Tari Piring |
Terpaksa saya menggunakan judul
Film Kung Fu. Karena secara kuntitas, memang film-film Kung Fu lebih banyak
beredar daripada film Silat yang asli Indonesia itu. Bukan bermaksud untuk
tidak cinta produk lokal, hanya agar anda yang belum pernah nonton film Merantau
lebih mudah mendapat gambaran dan berimajinasi ketika membaca tulisan ini. Meskipun
dalam judul ada terdapat kata-kata Kung Fu, namun jangan anda bayangkan bahwa
tulisan ini akan seperti cerita-cerita silat karangan Kho Ping Ho. Ini sama
sekali tidak membahas perkelahian. Meskipun menyerempet sedikit-sedikit. Saya harap
anda tidak merasa dikecewakan atau tertipu.
Meskipun identik dengan
kekerasan, namun jangan dikira bahwa Kung fu atau juga Silat hanya melulu
tentang memukul dan menendang. Kedua aliran beladiri yang menurut saya
karakternya hampir mirip ini memiliki banyak ajaran falsafah kehidupan. Tentang
bagaimana seharusnya bersikap sebagai seorang pendekar dan lain-lainnya. Seperti
misalnya, sering diajarkan dalam padepokan-padepokan bahwa jika kamu merasa
sakit ketika dipukul, maka janganlah memukul orang. Lantas untuk apa kita
belajar memukul jika bukan untuk memukul? Hem, apakah jika anda mahir berenang
lantas harus melemparkan seseorang ke kolam renang? Tentu saja tidak bukan.

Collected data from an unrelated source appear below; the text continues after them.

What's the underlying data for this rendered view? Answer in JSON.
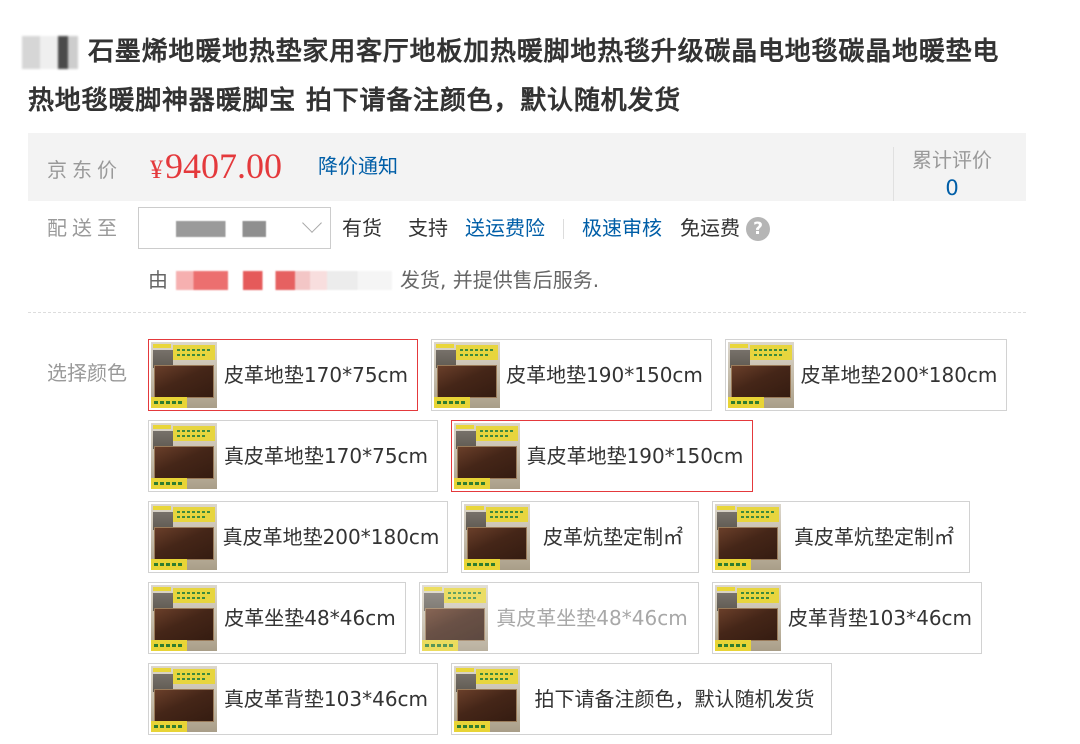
{
  "title": {
    "text": "石墨烯地暖地热垫家用客厅地板加热暖脚地热毯升级碳晶电地毯碳晶地暖垫电热地毯暖脚神器暖脚宝 拍下请备注颜色，默认随机发货"
  },
  "price": {
    "label": "京东价",
    "currency": "¥",
    "amount": "9407.00",
    "notify_link": "降价通知"
  },
  "reviews": {
    "label": "累计评价",
    "count": "0"
  },
  "delivery": {
    "label": "配送至",
    "dropdown_icon": "chevron-down-icon",
    "stock_status": "有货",
    "support_label": "支持",
    "freight_insurance_link": "送运费险",
    "fast_review_link": "极速审核",
    "free_shipping": "免运费",
    "help_icon": "help-icon"
  },
  "seller": {
    "prefix": "由",
    "suffix": "发货, 并提供售后服务."
  },
  "color_select": {
    "label": "选择颜色",
    "options": [
      {
        "label": "皮革地垫170*75cm",
        "selected": true
      },
      {
        "label": "皮革地垫190*150cm"
      },
      {
        "label": "皮革地垫200*180cm"
      },
      {
        "label": "真皮革地垫170*75cm"
      },
      {
        "label": "真皮革地垫190*150cm",
        "selected": true
      },
      {
        "label": "真皮革地垫200*180cm"
      },
      {
        "label": "皮革炕垫定制㎡"
      },
      {
        "label": "真皮革炕垫定制㎡"
      },
      {
        "label": "皮革坐垫48*46cm"
      },
      {
        "label": "真皮革坐垫48*46cm",
        "disabled": true
      },
      {
        "label": "皮革背垫103*46cm"
      },
      {
        "label": "真皮革背垫103*46cm"
      },
      {
        "label": "拍下请备注颜色，默认随机发货"
      }
    ]
  },
  "colors": {
    "price_red": "#e4393c",
    "link_blue": "#005ea7",
    "selected_border": "#e4393c"
  }
}
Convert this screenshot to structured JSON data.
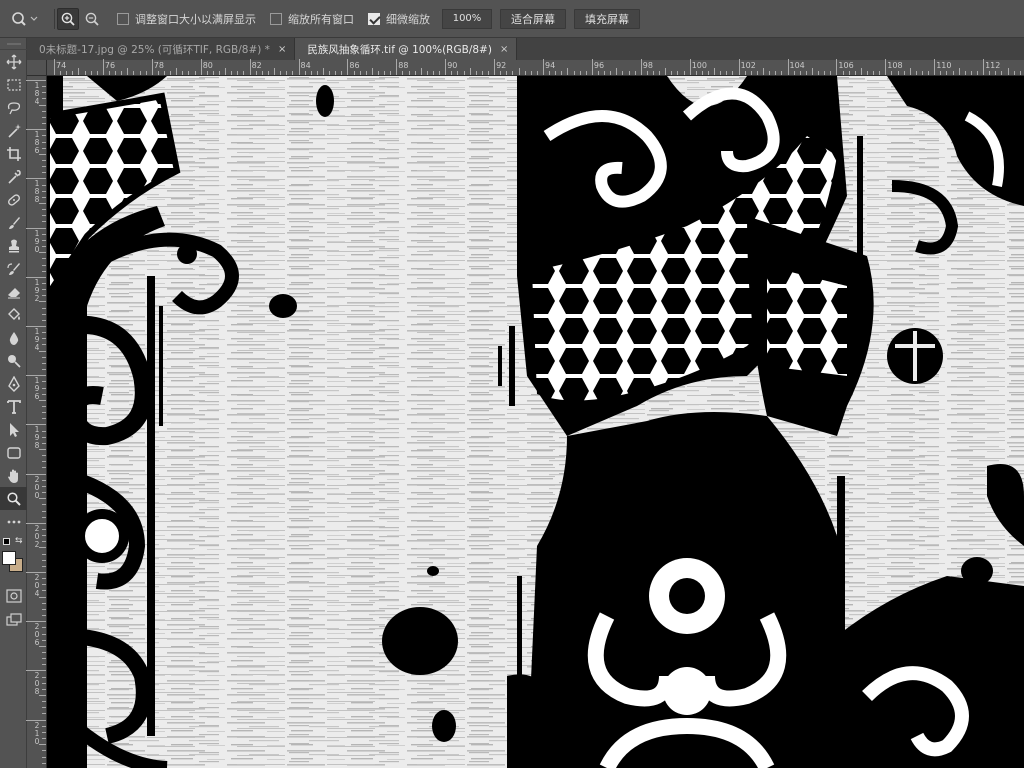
{
  "options_bar": {
    "resize_windows_label": "调整窗口大小以满屏显示",
    "resize_windows_checked": false,
    "zoom_all_windows_label": "缩放所有窗口",
    "zoom_all_windows_checked": false,
    "scrubby_zoom_label": "细微缩放",
    "scrubby_zoom_checked": true,
    "zoom_value": "100%",
    "fit_screen_label": "适合屏幕",
    "fill_screen_label": "填充屏幕"
  },
  "tabs": [
    {
      "label": "0未标题-17.jpg @ 25% (可循环TIF, RGB/8#) *",
      "active": false,
      "close": "×"
    },
    {
      "label": "民族风抽象循环.tif @ 100%(RGB/8#)",
      "active": true,
      "close": "×"
    }
  ],
  "ruler_top_labels": [
    "74",
    "76",
    "78",
    "80",
    "82",
    "84",
    "86",
    "88",
    "90",
    "92",
    "94",
    "96",
    "98",
    "100",
    "102",
    "104",
    "106",
    "108",
    "110",
    "112"
  ],
  "ruler_left_labels": [
    "184",
    "186",
    "188",
    "190",
    "192",
    "194",
    "196",
    "198",
    "200",
    "202",
    "204",
    "206",
    "208",
    "210"
  ],
  "tools": [
    "move-tool-icon",
    "marquee-tool-icon",
    "lasso-tool-icon",
    "magic-wand-tool-icon",
    "crop-tool-icon",
    "eyedropper-tool-icon",
    "healing-brush-tool-icon",
    "brush-tool-icon",
    "clone-stamp-tool-icon",
    "history-brush-tool-icon",
    "eraser-tool-icon",
    "paint-bucket-tool-icon",
    "blur-tool-icon",
    "dodge-tool-icon",
    "pen-tool-icon",
    "type-tool-icon",
    "path-selection-tool-icon",
    "rectangle-tool-icon",
    "hand-tool-icon",
    "zoom-tool-icon",
    "more-tools-icon"
  ],
  "colors": {
    "foreground": "#ffffff",
    "background": "#c8ad8a",
    "ui_bg": "#535353",
    "canvas_paper": "#ececec",
    "ink": "#000000"
  }
}
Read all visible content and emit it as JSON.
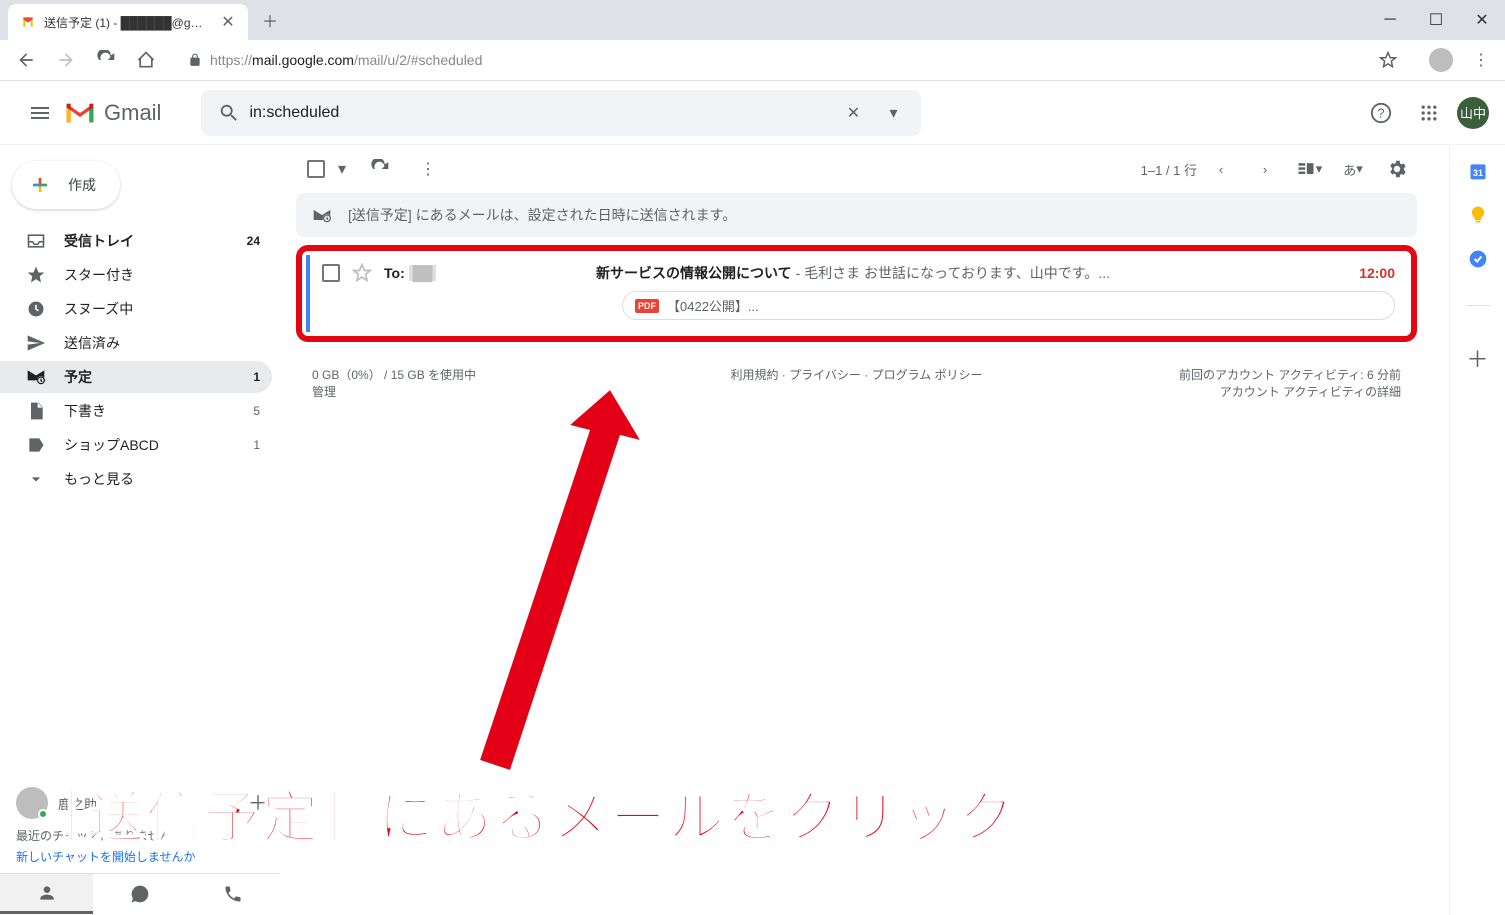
{
  "browser": {
    "tab_title": "送信予定 (1) - ██████@g…",
    "url": "https://mail.google.com/mail/u/2/#scheduled",
    "url_prefix": "https://",
    "url_host": "mail.google.com",
    "url_path": "/mail/u/2/#scheduled"
  },
  "gmail": {
    "logo_text": "Gmail",
    "search_value": "in:scheduled",
    "avatar_text": "山中"
  },
  "compose_label": "作成",
  "sidebar": {
    "items": [
      {
        "icon": "inbox",
        "label": "受信トレイ",
        "count": "24",
        "bold": true
      },
      {
        "icon": "star",
        "label": "スター付き",
        "count": ""
      },
      {
        "icon": "clock",
        "label": "スヌーズ中",
        "count": ""
      },
      {
        "icon": "send",
        "label": "送信済み",
        "count": ""
      },
      {
        "icon": "scheduled",
        "label": "予定",
        "count": "1",
        "active": true
      },
      {
        "icon": "draft",
        "label": "下書き",
        "count": "5"
      },
      {
        "icon": "label",
        "label": "ショップABCD",
        "count": "1"
      },
      {
        "icon": "expand",
        "label": "もっと見る",
        "count": ""
      }
    ]
  },
  "toolbar": {
    "page_info": "1–1 / 1 行",
    "lang": "あ"
  },
  "banner": "[送信予定] にあるメールは、設定された日時に送信されます。",
  "email": {
    "to_prefix": "To:",
    "to_name": "██",
    "subject": "新サービスの情報公開について",
    "snippet": " - 毛利さま お世話になっております、山中です。...",
    "time": "12:00",
    "attachment": "【0422公開】..."
  },
  "footer": {
    "storage": "0 GB（0%） / 15 GB を使用中",
    "manage": "管理",
    "terms": "利用規約",
    "privacy": "プライバシー",
    "policy": "プログラム ポリシー",
    "activity1": "前回のアカウント アクティビティ: 6 分前",
    "activity2": "アカウント アクティビティの詳細"
  },
  "hangouts": {
    "user": "鹿之助",
    "text_line": "最近のチャットはありません",
    "link": "新しいチャットを開始しませんか"
  },
  "annotation": "［送信予定］にあるメールをクリック"
}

Banyak hal yang bisa dijadikan
landasan kenapa seseorang belajar Kung Fu maupun Silat. Sekedar hobi, menjaga
kesehatan, melatih spiritual, juga mengolah rasa. Macam-macam bukan.
Mungkin juga jarang yang tahu
bahwa beberapa kesenian di Indonesia (terutama yang berkaitan dengan gerak)
seperti tari Jaipong dan tari Piring diturunkan dari gerakan-gerakn Silat. Saya
cukup maklum akan banyaknya ketidaktahuan tentang hal ini. Karena sering dua
tarian tersebut dibawakan oleh gadis-gadis berpakaian mentereng nan elok yang
melenakan. Sehingga jarang pula yang memperhatikan langkah-langkah menarik dan
unik dari masing-masing penari. Sesekali cobalah perhatikan dan kemudian
bandingkan langkah-langkah para penari tersebut dengan langkah seorang pesilat.
Meskipun saya tidak berani menjamin bahwa anda akan menemukan kesamaan-kesamaan,
namun setidaknya, anda akan dapat merasakan kesamaan karakternya.
Sengaja saya menyinggung beberapa
wawasan di atas, agar anda tidak memandang bahwa Kung Fu dan Silat hanya melulu
tentang memukul dan menendang. Ada banyak unsur menarik di dalamnya selain
sekedar memukul dan menendang.
Sesekali, jika anda menonton film
Kung Fu, cobalah perhatikan apa perbedaan antara tokoh yang muda dengan tokoh
yang sepuh. Akan anda temukan bahwa tokoh yang muda lebih banyak bergerak,
lebih lincah, dan memberikan kembangan-kembangan yang sebenarnya tidak perlu
pada banyak gerakan. Sedangkan tokoh-tokoh sepuh lebih banyak bertahan daripada
menyerang. Dalam bergerak pun, hanya seperlunya saja. Mengabaikan kembangan-kembangan
yang tidak perlu meskipun itu akan terlihat indah.
Anda tahu kenapa bisa demikian?
Karena tokoh yang muda tentu memiliki nafas yang lebih kuat dan otak yang lebih
ces pleng dalam berkreativitas. Sehingga, tidak heran jika timbul banyak
kembangan dalam gerakannya. Sedangkan tokoh yang sepuh, selayaknya hukum alam,
nafasnya tentu tidak akan sekuat ketika Ia muda. Namun satu hal yang menjadi
keunggulannya. Ia menang pengalaman. Dan pengalaman tentu saja tidak didapatkan
dengan hanya berleha-leha dimasa mudanya.
Seperti itu jugalah seharusnya
jalan hidup kita. Mumpung masih muda, banyaklah bergerak, banyaklah berinovasi,
banyaklah salah, banyaklah kalah. Agar ketika sepuh nanti banyak pula
kesimpulan yang dapat kita ambil dari banyak hal yang pernah kita lakukan.
Kan tidak lucu kalau tokoh sepuh
dalam film Kung Fu yang kita tonton itu justru banyak bergerak. Meloncat ke
sana-sini. Memukul ini dan menendang itu. Jika benar demikian, betapa akan jadi
wagu-nya film yang kita tonton. Ora patut.